The 529 Tax Loophole (only for those who pay for educational expenses)

This post is only relevant to people who are currently or anticipate paying for educational expenses, whether the expenses are for themselves or a family member.

First off, what is a 529? A 529 is an account used to pay for educational expenses. They come in two flavors: one that prepays tuition, and one that is invested in funds (or sometimes just a FDIC insured savings account) the same way that you invest 401k money in mutual funds.

I’m going to focus on the second type, but I’ll briefly go over the first type. Generally speaking, if you prepay tuition through a state’s 529 plan, those prepaid credits can only be used at that state’s schools. Because of this inflexibility, I wouldn’t recommend this plan to most people.

For the investment type 529s, from a federal tax standpoint they function in some ways like a Roth IRA for tax purposes: contributions are post tax, but withdrawals are not taxed so long as the withdrawal is used for educational expenses. But, if they are not used for educational purposes, then the gains are taxed as income, and assessed a 10% penalty.

For every 529, there is always a beneficiary and a custodian. The beneficiary is the one who is incurring or will incur educational expenses. The custodian is the one contributing money to the 529. The beneficiary and custodian can be the same person.

The tax loophole is not for federal taxes. It is for state taxes. Many states that offer an investment type 529 provide a state tax deduction for contributions (refer to this post if you are not familiar with what a tax deduction is). There is typically a limit on the tax deduction (though there are a couple states where it’s not). So for example, in my state, up to the first $2000 of my contribution to my state’s 529 plan is tax deductible.

Now here’s the interesting part. For most states that have the tax deduction for 529 contributions to their own plans, they let you deduction the contribution itself. It doesn’t have to be a net contribution for most states. So what I do is I contribute $2000, wait 10 days (the minimum waiting period required for my state’s plan), and pull out the money. Because I’m a grad student, I have educational expenses that I use this money for tax free. Hence, I’ve gotten a tax deduction of $2000, which at my state tax’s marginal rate of 6%, is worth $120 (0.06*2000 = 120). It seems ludicrous, because if I had just paid for my educational expenses directly, I would’ve gotten nothing. But just by funneling $2000 through a 529, I can save $120 on my state taxes.

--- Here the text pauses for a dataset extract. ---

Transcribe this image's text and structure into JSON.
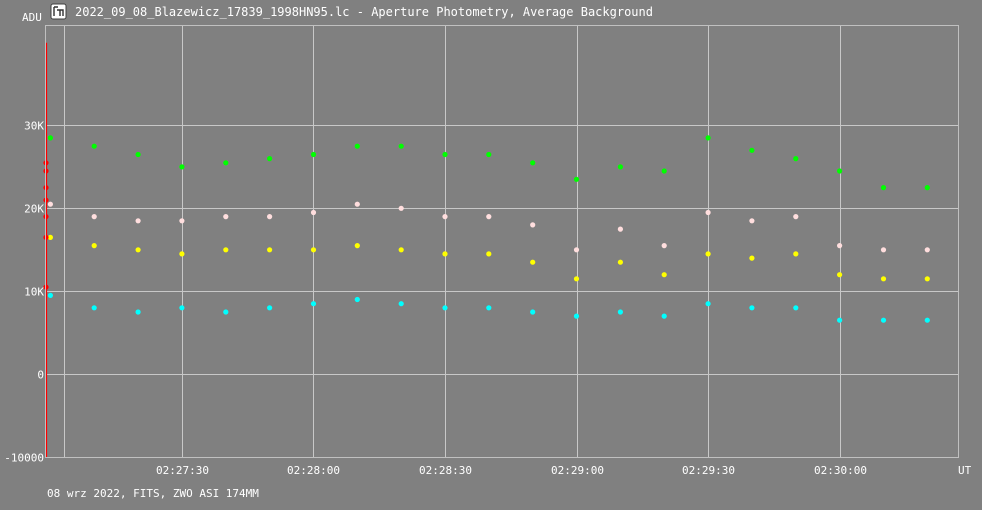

Now what qualifies as an educational expense for 529 funds? Well, tuition and mandatory fees, of course. Which is the same as what qualifies as an educational expense for federal tax credits such as the American Opportunity Tax Credit and Lifetime Learning Credit. But, for 529 funds, there is also another expense that qualifies. room and board for students who are enrolled at least half time. From the IRS:

Expenses for room and board must be incurred by students who are enrolled at least half-time. The expense for room and board qualifies only to the extent that it is not more than the greater of the following two amounts.

  • The allowance for room and board, as determined by the eligible educational institution, that was included in the cost of attendance (for federal financial aid purposes) for a particular academic period and living arrangement of the student.
  • The actual amount charged if the student is residing in housing owned or operated by the eligible educational institution.

Notice how if the student lives off campus, the amount of money spent on room and board is irrelevant – only the cost of attendance estimates put out by the school matter.

So for example, the custodian of a 529 plan with the beneficiary as a graduate student at the University of Maryland (not my school) could withdraw $10808 during the 2014-2015 school year from a 529 plan and claim that money was used for room and board. There are no tax consequences for the custodian or the beneficiary even if the beneficiary’s actual expenses were lower than that. And, if the beneficiary lived on campus and incurred expenses more than $10808, the custodian could withdraw an amount of money equal to the actual expenses incurred.

Expenses covered by a 529 plan (called a QTP – qualified tuition plan in IRS publications) are not eligible for federal tax credits (which are generally worth more). Hence, 529 money should always be used for room and board expenses first.

In future posts I will discuss ways to save tax efficiently for college expenses (which include using 529 plans, among other things). But I think at least right now, my current readership will be better served by other topics, as they do not currently have kids that they want to send off to college some day.